Dokładnie tak stoi cała noc i rano chcem odpalic ,
wiec grzeje swiece i przekrecam i nic tylko kreci i czasemzałapie ale zaraz zgasnie , wiec ja naciskam pedal gazu i dalej krece rozrusznikiem i zaskakuje ale strasznie nie rowno przez chwile jeszcze pracuje , jutro jade znowu do mechanika moze on cos wymysli a pozatym chyba termostat wymienie bo temp silnika mi nie trzyma ...

Anonymous - 18-01-2009, 17:42

ufo, z tego co piszesz to moja diagnoza wygląda tak:
silnik Ci się delikatnie zapowietrza przeważnie winne za to są te przewody przelewowe, bo one przy ściąganiu ze wtrysków często pękają wzdłużnie, dlatego warto je po ściąganiu wymieniać, gdyż koszt takiego przewodziku to 10-15zł za metr.
to powinno pomóc :)

ufo - 18-01-2009, 18:19

Deo napisał/a:
ufo, z tego co piszesz to moja diagnoza wygląda tak:
silnik Ci się delikatnie zapowietrza przeważnie winne za to są te przewody przelewowe, bo one przy ściąganiu ze wtrysków często pękają wzdłużnie, dlatego warto je po ściąganiu wymieniać, gdyż koszt takiego przewodziku to 10-15zł za metr.
to powinno pomóc :)


A gdy juz odpali na zimnym i kopci na niebiesko to tez to ?
jeszcze jedno przy okazji ;) post temat nizej jest o wtyczce ktora znalazłem do niczego nie podłączona orientujesz sie co to jest?

Anonymous - 18-01-2009, 21:02

kopci na niebiesko? oznaka "brania" oleju przez silnik jeśli przy robocie głowicy wymieniłeś uszczelniacze zaworowe to prawdopodobnie pierścienie tłokowe mają już dość, jeśli będziesz je wymieniał to sprawdź jakie wyrobienie mają tuleje cylindrowe i w jakim stanie są panewki korbowodowe i główne a i pamiętaj, że będziesz musiał dotrzeć silnik po wymianie pierścieni i panewek :)
odnośnie wtyczki to już piszę w temacie odpowiednim :)

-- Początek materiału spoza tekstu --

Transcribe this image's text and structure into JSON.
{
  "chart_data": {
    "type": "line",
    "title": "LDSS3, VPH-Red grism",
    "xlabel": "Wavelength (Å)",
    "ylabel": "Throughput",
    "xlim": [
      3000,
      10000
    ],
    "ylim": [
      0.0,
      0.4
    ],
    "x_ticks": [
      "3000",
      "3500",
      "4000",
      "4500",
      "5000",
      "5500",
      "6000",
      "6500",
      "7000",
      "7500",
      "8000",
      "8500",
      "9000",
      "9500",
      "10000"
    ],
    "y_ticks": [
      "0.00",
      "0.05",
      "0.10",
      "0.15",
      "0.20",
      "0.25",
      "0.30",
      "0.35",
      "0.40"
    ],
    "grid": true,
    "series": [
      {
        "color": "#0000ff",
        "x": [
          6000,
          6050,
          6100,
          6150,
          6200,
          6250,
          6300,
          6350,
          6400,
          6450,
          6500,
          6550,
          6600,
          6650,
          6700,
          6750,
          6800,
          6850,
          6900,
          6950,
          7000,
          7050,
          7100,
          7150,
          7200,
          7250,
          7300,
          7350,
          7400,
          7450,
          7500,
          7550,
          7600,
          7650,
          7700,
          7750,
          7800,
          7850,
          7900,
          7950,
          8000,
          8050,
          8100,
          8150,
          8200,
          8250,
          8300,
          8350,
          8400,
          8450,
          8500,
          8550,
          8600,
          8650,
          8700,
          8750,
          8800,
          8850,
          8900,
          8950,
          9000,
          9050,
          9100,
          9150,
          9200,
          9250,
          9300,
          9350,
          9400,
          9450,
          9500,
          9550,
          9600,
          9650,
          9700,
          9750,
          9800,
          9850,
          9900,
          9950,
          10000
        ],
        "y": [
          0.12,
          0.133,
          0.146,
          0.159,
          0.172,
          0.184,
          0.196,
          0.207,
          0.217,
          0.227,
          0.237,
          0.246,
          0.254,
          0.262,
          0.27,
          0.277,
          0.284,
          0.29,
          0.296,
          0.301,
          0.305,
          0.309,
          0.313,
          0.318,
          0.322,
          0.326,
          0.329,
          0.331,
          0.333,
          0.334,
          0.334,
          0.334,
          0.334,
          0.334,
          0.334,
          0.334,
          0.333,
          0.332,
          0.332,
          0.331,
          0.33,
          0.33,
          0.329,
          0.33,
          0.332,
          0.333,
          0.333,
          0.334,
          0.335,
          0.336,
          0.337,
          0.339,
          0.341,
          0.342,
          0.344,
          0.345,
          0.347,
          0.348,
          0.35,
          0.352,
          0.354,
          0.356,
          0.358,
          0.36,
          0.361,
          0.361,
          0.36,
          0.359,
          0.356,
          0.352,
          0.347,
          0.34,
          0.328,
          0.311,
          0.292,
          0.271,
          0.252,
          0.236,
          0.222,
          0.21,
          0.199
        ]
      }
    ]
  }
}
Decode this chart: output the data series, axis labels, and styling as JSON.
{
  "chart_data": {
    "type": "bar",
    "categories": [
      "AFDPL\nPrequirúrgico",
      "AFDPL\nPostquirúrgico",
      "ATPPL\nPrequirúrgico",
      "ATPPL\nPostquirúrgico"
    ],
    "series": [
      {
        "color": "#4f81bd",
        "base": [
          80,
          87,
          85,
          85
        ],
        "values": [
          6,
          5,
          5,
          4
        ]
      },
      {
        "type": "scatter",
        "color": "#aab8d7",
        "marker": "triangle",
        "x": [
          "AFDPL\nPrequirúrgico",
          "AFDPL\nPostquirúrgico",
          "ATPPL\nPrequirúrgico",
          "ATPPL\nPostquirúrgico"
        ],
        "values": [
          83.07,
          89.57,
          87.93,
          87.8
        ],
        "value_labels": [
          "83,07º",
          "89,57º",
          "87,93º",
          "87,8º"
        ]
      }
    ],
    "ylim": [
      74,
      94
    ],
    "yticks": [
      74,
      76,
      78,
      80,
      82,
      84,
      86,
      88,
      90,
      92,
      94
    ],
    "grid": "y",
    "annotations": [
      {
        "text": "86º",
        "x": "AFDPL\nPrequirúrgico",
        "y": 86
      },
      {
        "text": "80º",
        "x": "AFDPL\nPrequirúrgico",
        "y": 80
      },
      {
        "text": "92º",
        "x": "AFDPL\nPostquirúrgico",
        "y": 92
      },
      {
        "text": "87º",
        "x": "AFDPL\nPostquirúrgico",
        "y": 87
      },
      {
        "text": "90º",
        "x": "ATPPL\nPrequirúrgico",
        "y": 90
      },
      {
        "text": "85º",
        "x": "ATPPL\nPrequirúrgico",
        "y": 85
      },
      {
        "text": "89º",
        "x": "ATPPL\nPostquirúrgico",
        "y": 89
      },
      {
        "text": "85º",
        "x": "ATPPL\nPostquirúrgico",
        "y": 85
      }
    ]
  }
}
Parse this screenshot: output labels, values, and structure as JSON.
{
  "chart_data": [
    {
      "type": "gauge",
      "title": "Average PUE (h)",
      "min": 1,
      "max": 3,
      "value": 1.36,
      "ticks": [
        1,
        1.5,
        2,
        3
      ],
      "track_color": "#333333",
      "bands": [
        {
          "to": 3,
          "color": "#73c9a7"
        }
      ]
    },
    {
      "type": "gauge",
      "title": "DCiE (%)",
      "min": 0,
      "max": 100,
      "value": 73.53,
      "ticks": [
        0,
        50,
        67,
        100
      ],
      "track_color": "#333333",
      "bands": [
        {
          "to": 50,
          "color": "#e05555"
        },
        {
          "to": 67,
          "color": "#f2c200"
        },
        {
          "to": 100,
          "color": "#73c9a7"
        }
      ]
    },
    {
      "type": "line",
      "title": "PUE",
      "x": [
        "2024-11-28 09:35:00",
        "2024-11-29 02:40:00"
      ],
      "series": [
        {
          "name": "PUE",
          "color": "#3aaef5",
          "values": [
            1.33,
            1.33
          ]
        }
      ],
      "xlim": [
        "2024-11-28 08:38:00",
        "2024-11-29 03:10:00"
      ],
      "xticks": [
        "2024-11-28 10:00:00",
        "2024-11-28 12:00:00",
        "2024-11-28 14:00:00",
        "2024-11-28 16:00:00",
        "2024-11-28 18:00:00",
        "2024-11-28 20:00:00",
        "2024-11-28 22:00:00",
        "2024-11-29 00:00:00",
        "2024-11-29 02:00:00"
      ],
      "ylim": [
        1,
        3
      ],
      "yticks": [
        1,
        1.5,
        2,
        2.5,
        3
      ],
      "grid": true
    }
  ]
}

Anonymous - 19-01-2009, 14:36

czy pali się check engine? czy gaśnie po chwili od przekręcienia kluczyka?
stawiam na reanimację ECU :) chyba że było reanimowane

ja mam identyczne auto i jak ostatnio było -29 stopni to tylko wkładam kluczyć, czekam aż zgaśnie check engine, przekręcam i od razu chodzi. 2 obroty i działa. Silnik w idealnej kondycji, paliwo jest więc czemu nie ma zapalić. :)
Nie miałem nigdy problemów. Także musi być dobrze wyregulowane auto. Jak kopci na niebiesko to silnik może być kaplica. Raczej jego pierścienie i głowica :)

ufo - 19-01-2009, 14:57

cy_cek napisał/a:
czy pali się check engine? czy gaśnie po chwili od przekręcienia kluczyka?
stawiam na reanimację ECU :) chyba że było reanimowane

ja mam identyczne auto i jak ostatnio było -29 stopni to tylko wkładam kluczyć, czekam aż zgaśnie check engine, przekręcam i od razu chodzi. 2 obroty i działa. Silnik w idealnej kondycji, paliwo jest więc czemu nie ma zapalić. :)
Nie miałem nigdy problemów. Także musi być dobrze wyregulowane auto. Jak kopci na niebiesko to silnik może być kaplica. Raczej jego pierścienie i głowica :)


Zadne kontrolki tego typu sie nie pala a głowica była ostatnio wymieniana

Krzyzak - 19-01-2009, 16:05

Dominik - kolega ufo ma diesla.
Anonymous - 19-01-2009, 17:59

Cytat:
Dominik - kolega ufo ma diesla.


przepraszam, nie zauważyłem. Jak diesel to się nie znam, myślałem że 1,8 benzyna :)

ufo - 19-01-2009, 21:46

A to diesel nie ma ecu ?
docencik87 - 20-01-2009, 08:35

Jemu po prostu jest nie potrzebny :) .

Ja obstawiam, że paliwo cofa się z pompy wtryskowej. Miałem to samo w T4.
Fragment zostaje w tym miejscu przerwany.